Fears have been raised that hospitals will be allowed to compete for NHS patients on the basis of price after the health department said providers with lower costs would be required to charge less for their services.
The move comes less than a year after Andrew Lansley, the health secretary, was forced to remove a clause from his controversial NHS bill which referred to the health regulator’s role in setting “maximum” prices for NHS commissioners.
At the time, Mr Lansley stated: “Our modernisation plans have always been about competition on quality, not on price”.
However, Thursday’s NHS Operating Framework for 2012-13 – which sets NHS targets and financial rules for next year – states that from April commissioners will be obliged to pay a health provider less than the standard NHS tariff price “if the type of patients [it treats] results in it incurring lower costs than the average”.

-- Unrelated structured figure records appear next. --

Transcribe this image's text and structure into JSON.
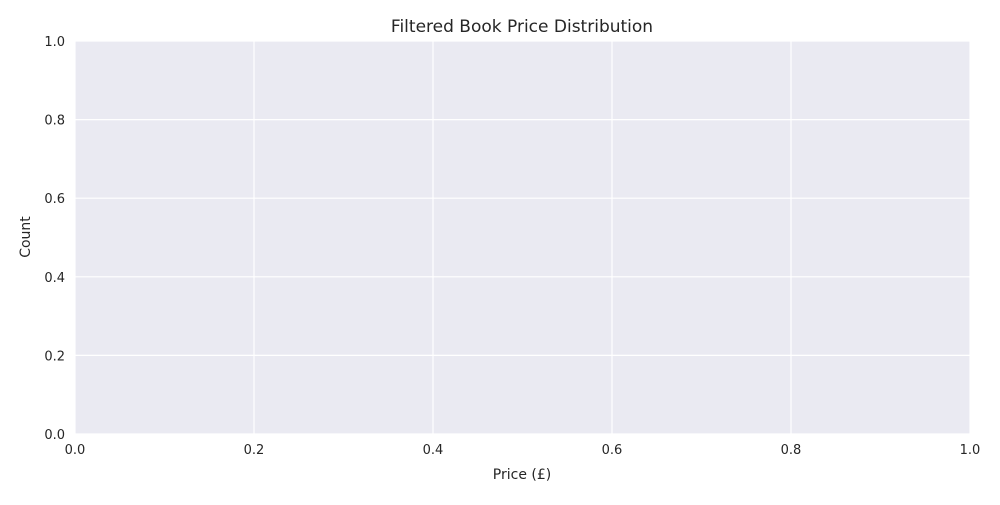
{
  "chart_data": {
    "type": "bar",
    "title": "Filtered Book Price Distribution",
    "xlabel": "Price (£)",
    "ylabel": "Count",
    "xlim": [
      0,
      1
    ],
    "ylim": [
      0,
      1
    ],
    "x_ticks": [
      "0.0",
      "0.2",
      "0.4",
      "0.6",
      "0.8",
      "1.0"
    ],
    "y_ticks": [
      "0.0",
      "0.2",
      "0.4",
      "0.6",
      "0.8",
      "1.0"
    ],
    "categories": [],
    "values": [],
    "grid": true,
    "background_color": "#eaeaf2",
    "grid_color": "#ffffff"
  }
}
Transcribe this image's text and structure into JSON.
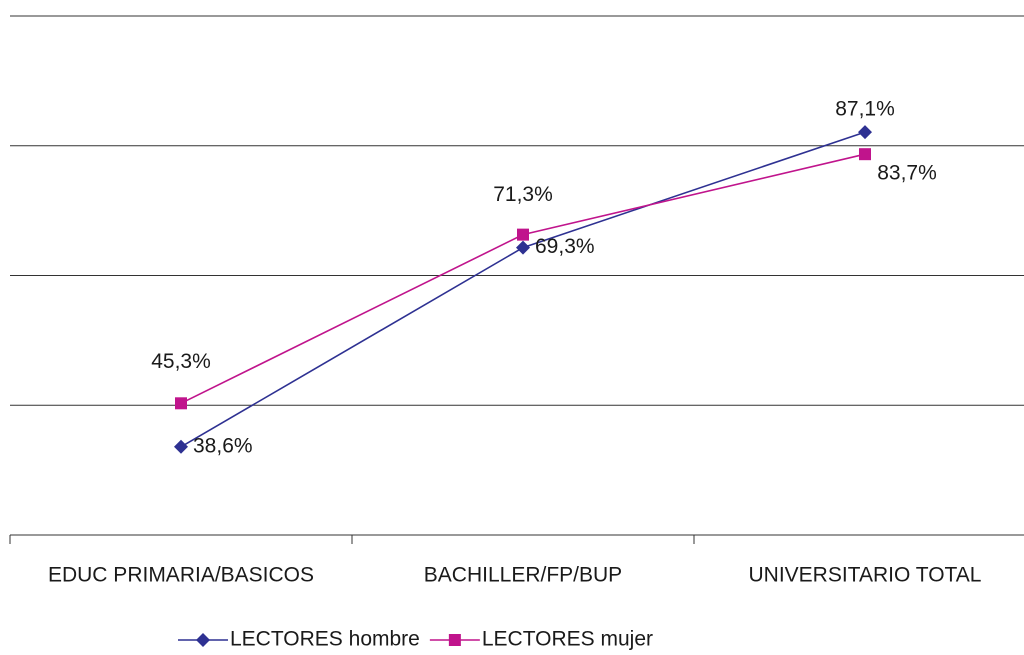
{
  "chart_data": {
    "type": "line",
    "categories": [
      "EDUC PRIMARIA/BASICOS",
      "BACHILLER/FP/BUP",
      "UNIVERSITARIO TOTAL"
    ],
    "series": [
      {
        "name": "LECTORES hombre",
        "color": "#2e3192",
        "values": [
          38.6,
          69.3,
          87.1
        ],
        "value_labels": [
          "38,6%",
          "69,3%",
          "87,1%"
        ]
      },
      {
        "name": "LECTORES mujer",
        "color": "#c0148c",
        "values": [
          45.3,
          71.3,
          83.7
        ],
        "value_labels": [
          "45,3%",
          "71,3%",
          "83,7%"
        ]
      }
    ],
    "ylim": [
      25,
      105
    ],
    "yticks": [
      25,
      45,
      65,
      85,
      105
    ],
    "grid": true,
    "legend": "bottom"
  }
}
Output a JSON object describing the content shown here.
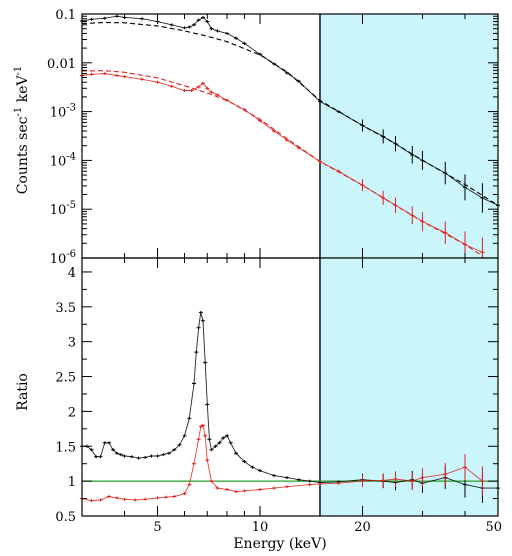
{
  "chart_data": [
    {
      "type": "line",
      "panel": "top",
      "xlabel": "",
      "ylabel": "Counts sec^-1 keV^-1",
      "ylabel_base": "Counts sec",
      "ylabel_exp1": "-1",
      "ylabel_mid": " keV",
      "ylabel_exp2": "-1",
      "x_scale": "log",
      "y_scale": "log",
      "xlim": [
        3,
        50
      ],
      "ylim": [
        1e-06,
        0.1
      ],
      "y_ticks": [
        {
          "value": 0.1,
          "label": "0.1"
        },
        {
          "value": 0.01,
          "label": "0.01"
        },
        {
          "value": 0.001,
          "label": "10",
          "exp": "-3"
        },
        {
          "value": 0.0001,
          "label": "10",
          "exp": "-4"
        },
        {
          "value": 1e-05,
          "label": "10",
          "exp": "-5"
        },
        {
          "value": 1e-06,
          "label": "10",
          "exp": "-6"
        }
      ],
      "highlight_band": {
        "from": 15,
        "to": 50,
        "color": "#c9f5fb"
      },
      "vertical_line": 15,
      "series": [
        {
          "color": "#000000",
          "style": "data",
          "x": [
            3.0,
            3.2,
            3.5,
            3.8,
            4.0,
            4.5,
            5.0,
            5.5,
            6.0,
            6.2,
            6.4,
            6.6,
            6.8,
            7.0,
            7.2,
            7.5,
            8.0,
            8.5,
            9.0,
            10.0,
            11.0,
            12.0,
            13.0,
            15.0,
            17.0,
            20.0,
            23.0,
            25.0,
            28.0,
            30.0,
            35.0,
            40.0,
            45.0,
            50.0
          ],
          "y": [
            0.072,
            0.078,
            0.082,
            0.09,
            0.085,
            0.08,
            0.07,
            0.06,
            0.052,
            0.054,
            0.06,
            0.075,
            0.085,
            0.07,
            0.05,
            0.045,
            0.04,
            0.032,
            0.025,
            0.015,
            0.0095,
            0.0062,
            0.0042,
            0.0016,
            0.001,
            0.00052,
            0.00031,
            0.00022,
            0.00013,
            0.0001,
            5.5e-05,
            2.8e-05,
            1.7e-05,
            1.2e-05
          ]
        },
        {
          "color": "#000000",
          "style": "dashed",
          "x": [
            3.0,
            3.5,
            4.0,
            5.0,
            6.0,
            7.0,
            8.0,
            10.0,
            12.0,
            15.0,
            20.0,
            25.0,
            30.0,
            40.0,
            50.0
          ],
          "y": [
            0.064,
            0.067,
            0.066,
            0.057,
            0.045,
            0.035,
            0.027,
            0.0145,
            0.0065,
            0.0017,
            0.00052,
            0.00022,
            0.0001,
            3.2e-05,
            1.2e-05
          ]
        },
        {
          "color": "#e0201b",
          "style": "data",
          "x": [
            3.0,
            3.2,
            3.5,
            3.8,
            4.0,
            4.5,
            5.0,
            5.5,
            6.0,
            6.3,
            6.6,
            6.8,
            7.0,
            7.2,
            7.5,
            8.0,
            9.0,
            10.0,
            11.0,
            12.0,
            13.0,
            15.0,
            17.0,
            20.0,
            23.0,
            25.0,
            28.0,
            30.0,
            35.0,
            40.0,
            45.0
          ],
          "y": [
            0.0055,
            0.0058,
            0.006,
            0.0055,
            0.0052,
            0.0046,
            0.004,
            0.0033,
            0.0027,
            0.0027,
            0.0032,
            0.0038,
            0.003,
            0.0025,
            0.0022,
            0.0017,
            0.0011,
            0.00065,
            0.0004,
            0.00026,
            0.00018,
            9.5e-05,
            6e-05,
            3.1e-05,
            1.7e-05,
            1.2e-05,
            7.5e-06,
            5.6e-06,
            3.3e-06,
            1.9e-06,
            1.3e-06
          ]
        },
        {
          "color": "#e0201b",
          "style": "dashed",
          "x": [
            3.0,
            3.5,
            4.0,
            5.0,
            6.0,
            7.0,
            8.0,
            10.0,
            12.0,
            15.0,
            20.0,
            25.0,
            30.0,
            40.0,
            45.0
          ],
          "y": [
            0.0068,
            0.0069,
            0.0064,
            0.0049,
            0.0034,
            0.0024,
            0.0017,
            0.0007,
            0.00028,
            9.5e-05,
            3.1e-05,
            1.2e-05,
            5.6e-06,
            1.9e-06,
            1.1e-06
          ]
        }
      ]
    },
    {
      "type": "line",
      "panel": "bottom",
      "xlabel": "Energy (keV)",
      "ylabel": "Ratio",
      "x_scale": "log",
      "y_scale": "linear",
      "xlim": [
        3,
        50
      ],
      "ylim": [
        0.5,
        4.2
      ],
      "x_ticks": [
        {
          "value": 5,
          "label": "5"
        },
        {
          "value": 10,
          "label": "10"
        },
        {
          "value": 20,
          "label": "20"
        },
        {
          "value": 50,
          "label": "50"
        }
      ],
      "y_ticks": [
        {
          "value": 0.5,
          "label": "0.5"
        },
        {
          "value": 1,
          "label": "1"
        },
        {
          "value": 1.5,
          "label": "1.5"
        },
        {
          "value": 2,
          "label": "2"
        },
        {
          "value": 2.5,
          "label": "2.5"
        },
        {
          "value": 3,
          "label": "3"
        },
        {
          "value": 3.5,
          "label": "3.5"
        },
        {
          "value": 4,
          "label": "4"
        }
      ],
      "highlight_band": {
        "from": 15,
        "to": 50,
        "color": "#c9f5fb"
      },
      "vertical_line": 15,
      "reference_line": {
        "value": 1,
        "color": "#2aa02a"
      },
      "series": [
        {
          "color": "#000000",
          "style": "data",
          "x": [
            3.0,
            3.1,
            3.2,
            3.3,
            3.4,
            3.5,
            3.6,
            3.7,
            3.8,
            3.9,
            4.0,
            4.2,
            4.4,
            4.6,
            4.8,
            5.0,
            5.2,
            5.4,
            5.6,
            5.8,
            6.0,
            6.2,
            6.4,
            6.5,
            6.6,
            6.7,
            6.8,
            6.9,
            7.0,
            7.1,
            7.2,
            7.4,
            7.6,
            7.8,
            8.0,
            8.2,
            8.5,
            9.0,
            9.5,
            10.0,
            11.0,
            12.0,
            13.0,
            14.0,
            15.0,
            17.0,
            20.0,
            23.0,
            25.0,
            28.0,
            30.0,
            35.0,
            40.0,
            45.0,
            50.0
          ],
          "y": [
            1.5,
            1.5,
            1.45,
            1.35,
            1.35,
            1.55,
            1.55,
            1.45,
            1.4,
            1.38,
            1.36,
            1.35,
            1.33,
            1.34,
            1.36,
            1.36,
            1.38,
            1.4,
            1.45,
            1.52,
            1.65,
            1.9,
            2.4,
            2.85,
            3.2,
            3.42,
            3.3,
            2.7,
            2.1,
            1.6,
            1.45,
            1.5,
            1.55,
            1.62,
            1.65,
            1.55,
            1.4,
            1.28,
            1.2,
            1.15,
            1.08,
            1.05,
            1.02,
            1.0,
            0.98,
            0.99,
            1.02,
            1.0,
            0.98,
            1.02,
            0.97,
            1.05,
            0.95,
            0.9,
            0.9
          ]
        },
        {
          "color": "#e0201b",
          "style": "data",
          "x": [
            3.0,
            3.2,
            3.4,
            3.6,
            3.8,
            4.0,
            4.3,
            4.6,
            5.0,
            5.3,
            5.6,
            6.0,
            6.2,
            6.4,
            6.6,
            6.7,
            6.8,
            6.9,
            7.0,
            7.2,
            7.5,
            8.0,
            8.5,
            9.0,
            10.0,
            11.0,
            12.0,
            14.0,
            15.0,
            17.0,
            20.0,
            23.0,
            25.0,
            28.0,
            30.0,
            35.0,
            40.0,
            45.0
          ],
          "y": [
            0.75,
            0.72,
            0.73,
            0.78,
            0.76,
            0.74,
            0.73,
            0.74,
            0.76,
            0.77,
            0.78,
            0.82,
            0.95,
            1.25,
            1.6,
            1.78,
            1.8,
            1.65,
            1.3,
            1.0,
            0.9,
            0.88,
            0.85,
            0.86,
            0.88,
            0.9,
            0.92,
            0.95,
            0.96,
            0.97,
            1.0,
            1.01,
            1.03,
            1.0,
            1.05,
            1.1,
            1.2,
            1.0
          ]
        }
      ]
    }
  ]
}
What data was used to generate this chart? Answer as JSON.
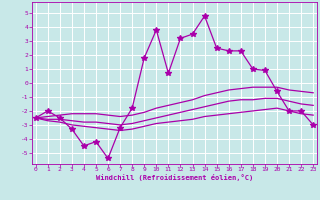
{
  "xlabel": "Windchill (Refroidissement éolien,°C)",
  "background_color": "#c8e8e8",
  "grid_color": "#ffffff",
  "line_color": "#aa00aa",
  "x_ticks": [
    0,
    1,
    2,
    3,
    4,
    5,
    6,
    7,
    8,
    9,
    10,
    11,
    12,
    13,
    14,
    15,
    16,
    17,
    18,
    19,
    20,
    21,
    22,
    23
  ],
  "y_ticks": [
    -5,
    -4,
    -3,
    -2,
    -1,
    0,
    1,
    2,
    3,
    4,
    5
  ],
  "xlim": [
    -0.3,
    23.3
  ],
  "ylim": [
    -5.8,
    5.8
  ],
  "series": [
    {
      "x": [
        0,
        1,
        2,
        3,
        4,
        5,
        6,
        7,
        8,
        9,
        10,
        11,
        12,
        13,
        14,
        15,
        16,
        17,
        18,
        19,
        20,
        21,
        22,
        23
      ],
      "y": [
        -2.5,
        -2.0,
        -2.5,
        -3.3,
        -4.5,
        -4.2,
        -5.4,
        -3.2,
        -1.8,
        1.8,
        3.8,
        0.7,
        3.2,
        3.5,
        4.8,
        2.5,
        2.3,
        2.3,
        1.0,
        0.9,
        -0.6,
        -2.0,
        -2.0,
        -3.0
      ],
      "marker": "*",
      "markersize": 4,
      "linewidth": 0.9
    },
    {
      "x": [
        0,
        1,
        2,
        3,
        4,
        5,
        6,
        7,
        8,
        9,
        10,
        11,
        12,
        13,
        14,
        15,
        16,
        17,
        18,
        19,
        20,
        21,
        22,
        23
      ],
      "y": [
        -2.5,
        -2.4,
        -2.3,
        -2.2,
        -2.2,
        -2.2,
        -2.3,
        -2.4,
        -2.3,
        -2.1,
        -1.8,
        -1.6,
        -1.4,
        -1.2,
        -0.9,
        -0.7,
        -0.5,
        -0.4,
        -0.3,
        -0.3,
        -0.3,
        -0.5,
        -0.6,
        -0.7
      ],
      "marker": null,
      "markersize": 0,
      "linewidth": 0.9
    },
    {
      "x": [
        0,
        1,
        2,
        3,
        4,
        5,
        6,
        7,
        8,
        9,
        10,
        11,
        12,
        13,
        14,
        15,
        16,
        17,
        18,
        19,
        20,
        21,
        22,
        23
      ],
      "y": [
        -2.5,
        -2.6,
        -2.6,
        -2.7,
        -2.8,
        -2.8,
        -2.9,
        -3.0,
        -2.9,
        -2.7,
        -2.5,
        -2.3,
        -2.1,
        -1.9,
        -1.7,
        -1.5,
        -1.3,
        -1.2,
        -1.2,
        -1.1,
        -1.1,
        -1.3,
        -1.5,
        -1.6
      ],
      "marker": null,
      "markersize": 0,
      "linewidth": 0.9
    },
    {
      "x": [
        0,
        1,
        2,
        3,
        4,
        5,
        6,
        7,
        8,
        9,
        10,
        11,
        12,
        13,
        14,
        15,
        16,
        17,
        18,
        19,
        20,
        21,
        22,
        23
      ],
      "y": [
        -2.5,
        -2.7,
        -2.8,
        -3.0,
        -3.1,
        -3.2,
        -3.3,
        -3.4,
        -3.3,
        -3.1,
        -2.9,
        -2.8,
        -2.7,
        -2.6,
        -2.4,
        -2.3,
        -2.2,
        -2.1,
        -2.0,
        -1.9,
        -1.8,
        -2.0,
        -2.2,
        -2.3
      ],
      "marker": null,
      "markersize": 0,
      "linewidth": 0.9
    }
  ]
}
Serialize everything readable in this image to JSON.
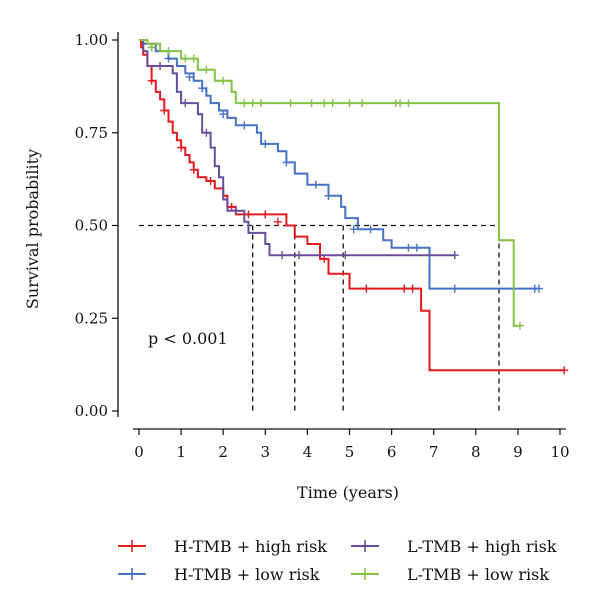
{
  "chart_data": {
    "type": "line",
    "subtype": "kaplan-meier",
    "xlabel": "Time (years)",
    "ylabel": "Survival probability",
    "xlim": [
      0,
      10
    ],
    "ylim": [
      0,
      1
    ],
    "xticks": [
      0,
      1,
      2,
      3,
      4,
      5,
      6,
      7,
      8,
      9,
      10
    ],
    "yticks": [
      0.0,
      0.25,
      0.5,
      0.75,
      1.0
    ],
    "ytick_labels": [
      "0.00",
      "0.25",
      "0.50",
      "0.75",
      "1.00"
    ],
    "annotation": "p < 0.001",
    "grid": false,
    "legend_position": "bottom",
    "median_reference": {
      "y": 0.5,
      "x_end": 8.55,
      "medians": [
        2.7,
        3.7,
        4.85,
        8.55
      ]
    },
    "series": [
      {
        "name": "H-TMB + high risk",
        "color": "#e41a1c",
        "steps": [
          [
            0,
            1.0
          ],
          [
            0.05,
            0.98
          ],
          [
            0.1,
            0.96
          ],
          [
            0.2,
            0.93
          ],
          [
            0.3,
            0.89
          ],
          [
            0.4,
            0.86
          ],
          [
            0.5,
            0.84
          ],
          [
            0.6,
            0.81
          ],
          [
            0.7,
            0.78
          ],
          [
            0.8,
            0.75
          ],
          [
            0.9,
            0.73
          ],
          [
            1.0,
            0.71
          ],
          [
            1.1,
            0.69
          ],
          [
            1.2,
            0.67
          ],
          [
            1.3,
            0.65
          ],
          [
            1.4,
            0.63
          ],
          [
            1.6,
            0.62
          ],
          [
            1.8,
            0.6
          ],
          [
            2.0,
            0.58
          ],
          [
            2.1,
            0.55
          ],
          [
            2.3,
            0.53
          ],
          [
            3.5,
            0.5
          ],
          [
            3.7,
            0.47
          ],
          [
            4.0,
            0.45
          ],
          [
            4.3,
            0.41
          ],
          [
            4.5,
            0.37
          ],
          [
            5.0,
            0.33
          ],
          [
            6.7,
            0.27
          ],
          [
            6.9,
            0.11
          ],
          [
            10.1,
            0.11
          ]
        ],
        "censored": [
          [
            0.3,
            0.89
          ],
          [
            0.6,
            0.81
          ],
          [
            1.0,
            0.71
          ],
          [
            1.3,
            0.65
          ],
          [
            1.7,
            0.62
          ],
          [
            2.2,
            0.55
          ],
          [
            2.6,
            0.53
          ],
          [
            3.0,
            0.53
          ],
          [
            3.3,
            0.51
          ],
          [
            4.4,
            0.41
          ],
          [
            5.4,
            0.33
          ],
          [
            6.3,
            0.33
          ],
          [
            6.5,
            0.33
          ],
          [
            10.1,
            0.11
          ]
        ]
      },
      {
        "name": "H-TMB + low risk",
        "color": "#4472c4",
        "steps": [
          [
            0,
            1.0
          ],
          [
            0.1,
            0.99
          ],
          [
            0.4,
            0.97
          ],
          [
            0.7,
            0.95
          ],
          [
            0.9,
            0.93
          ],
          [
            1.1,
            0.91
          ],
          [
            1.3,
            0.89
          ],
          [
            1.5,
            0.87
          ],
          [
            1.6,
            0.85
          ],
          [
            1.7,
            0.83
          ],
          [
            1.9,
            0.81
          ],
          [
            2.1,
            0.79
          ],
          [
            2.3,
            0.77
          ],
          [
            2.8,
            0.75
          ],
          [
            2.9,
            0.72
          ],
          [
            3.3,
            0.7
          ],
          [
            3.5,
            0.67
          ],
          [
            3.7,
            0.64
          ],
          [
            4.0,
            0.61
          ],
          [
            4.5,
            0.58
          ],
          [
            4.8,
            0.55
          ],
          [
            4.9,
            0.52
          ],
          [
            5.2,
            0.49
          ],
          [
            5.8,
            0.46
          ],
          [
            6.0,
            0.44
          ],
          [
            6.9,
            0.33
          ],
          [
            9.5,
            0.33
          ]
        ],
        "censored": [
          [
            0.3,
            0.98
          ],
          [
            0.7,
            0.95
          ],
          [
            1.2,
            0.9
          ],
          [
            1.5,
            0.87
          ],
          [
            2.0,
            0.8
          ],
          [
            2.5,
            0.77
          ],
          [
            3.0,
            0.72
          ],
          [
            3.5,
            0.67
          ],
          [
            4.2,
            0.61
          ],
          [
            4.5,
            0.58
          ],
          [
            5.1,
            0.49
          ],
          [
            5.5,
            0.49
          ],
          [
            6.4,
            0.44
          ],
          [
            6.6,
            0.44
          ],
          [
            7.5,
            0.33
          ],
          [
            9.4,
            0.33
          ],
          [
            9.5,
            0.33
          ]
        ]
      },
      {
        "name": "L-TMB + high risk",
        "color": "#6b4c9a",
        "steps": [
          [
            0,
            1.0
          ],
          [
            0.1,
            0.97
          ],
          [
            0.2,
            0.93
          ],
          [
            0.8,
            0.91
          ],
          [
            0.9,
            0.86
          ],
          [
            1.0,
            0.83
          ],
          [
            1.4,
            0.8
          ],
          [
            1.5,
            0.75
          ],
          [
            1.7,
            0.71
          ],
          [
            1.8,
            0.66
          ],
          [
            1.9,
            0.63
          ],
          [
            2.0,
            0.57
          ],
          [
            2.1,
            0.54
          ],
          [
            2.5,
            0.51
          ],
          [
            2.6,
            0.48
          ],
          [
            3.0,
            0.45
          ],
          [
            3.1,
            0.42
          ],
          [
            7.5,
            0.42
          ]
        ],
        "censored": [
          [
            0.5,
            0.93
          ],
          [
            1.1,
            0.83
          ],
          [
            1.6,
            0.75
          ],
          [
            2.3,
            0.54
          ],
          [
            3.4,
            0.42
          ],
          [
            3.8,
            0.42
          ],
          [
            4.9,
            0.42
          ],
          [
            7.5,
            0.42
          ]
        ]
      },
      {
        "name": "L-TMB + low risk",
        "color": "#82c341",
        "steps": [
          [
            0,
            1.0
          ],
          [
            0.2,
            0.99
          ],
          [
            0.5,
            0.97
          ],
          [
            1.0,
            0.95
          ],
          [
            1.4,
            0.92
          ],
          [
            1.8,
            0.89
          ],
          [
            2.2,
            0.86
          ],
          [
            2.3,
            0.83
          ],
          [
            8.5,
            0.83
          ],
          [
            8.55,
            0.46
          ],
          [
            8.9,
            0.23
          ],
          [
            9.05,
            0.23
          ]
        ],
        "censored": [
          [
            0.3,
            0.98
          ],
          [
            0.7,
            0.97
          ],
          [
            1.1,
            0.95
          ],
          [
            1.3,
            0.95
          ],
          [
            1.6,
            0.92
          ],
          [
            2.0,
            0.89
          ],
          [
            2.5,
            0.83
          ],
          [
            2.7,
            0.83
          ],
          [
            2.9,
            0.83
          ],
          [
            3.6,
            0.83
          ],
          [
            4.1,
            0.83
          ],
          [
            4.4,
            0.83
          ],
          [
            4.6,
            0.83
          ],
          [
            5.0,
            0.83
          ],
          [
            5.3,
            0.83
          ],
          [
            6.1,
            0.83
          ],
          [
            6.2,
            0.83
          ],
          [
            6.4,
            0.83
          ],
          [
            9.05,
            0.23
          ]
        ]
      }
    ]
  }
}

The new rule is intended to prevent “cherry picking” whereby hospitals with “easier” or less severely ill patients can generate significant profits, because the costs of treating those patients is significantly lower than the standard prices set out in the NHS tariff.
However John Appleby, chief economist at the King’s Fund, a health think-tank, said that in practical terms the rule was a “recipe for arguments and price competition”.
While some hospitals would become embroiled in arguments over whether their lower costs were due simply to their relative efficiency rather than their “easier” patients, others would embrace the chance to undercut competitors by charging less and thereby increase their patient volumes.
“There will be providers saying ‘we can shave a bit off the price and advertise the fact’; then someone else will reduce the prices even further,” Professor Appleby said.
David Worskett, director of the NHS Partners Network which represents private providers to the NHS, told the Financial Times: “I think that this is incoherent in policy terms. It could easily become price competition, but it could also easily disincentivise efficiency.”
The new rule is widely seen as having been developed to target private treatment centres and private hospitals, which generally take less severe patients – not least because they often specialise in non emergency procedures.
A spokesman for Mr Lansley denied the move was intended to introduce price competition, and said the fact the price reductions would be instigated by commissioners rather than providers would ensure that was the case.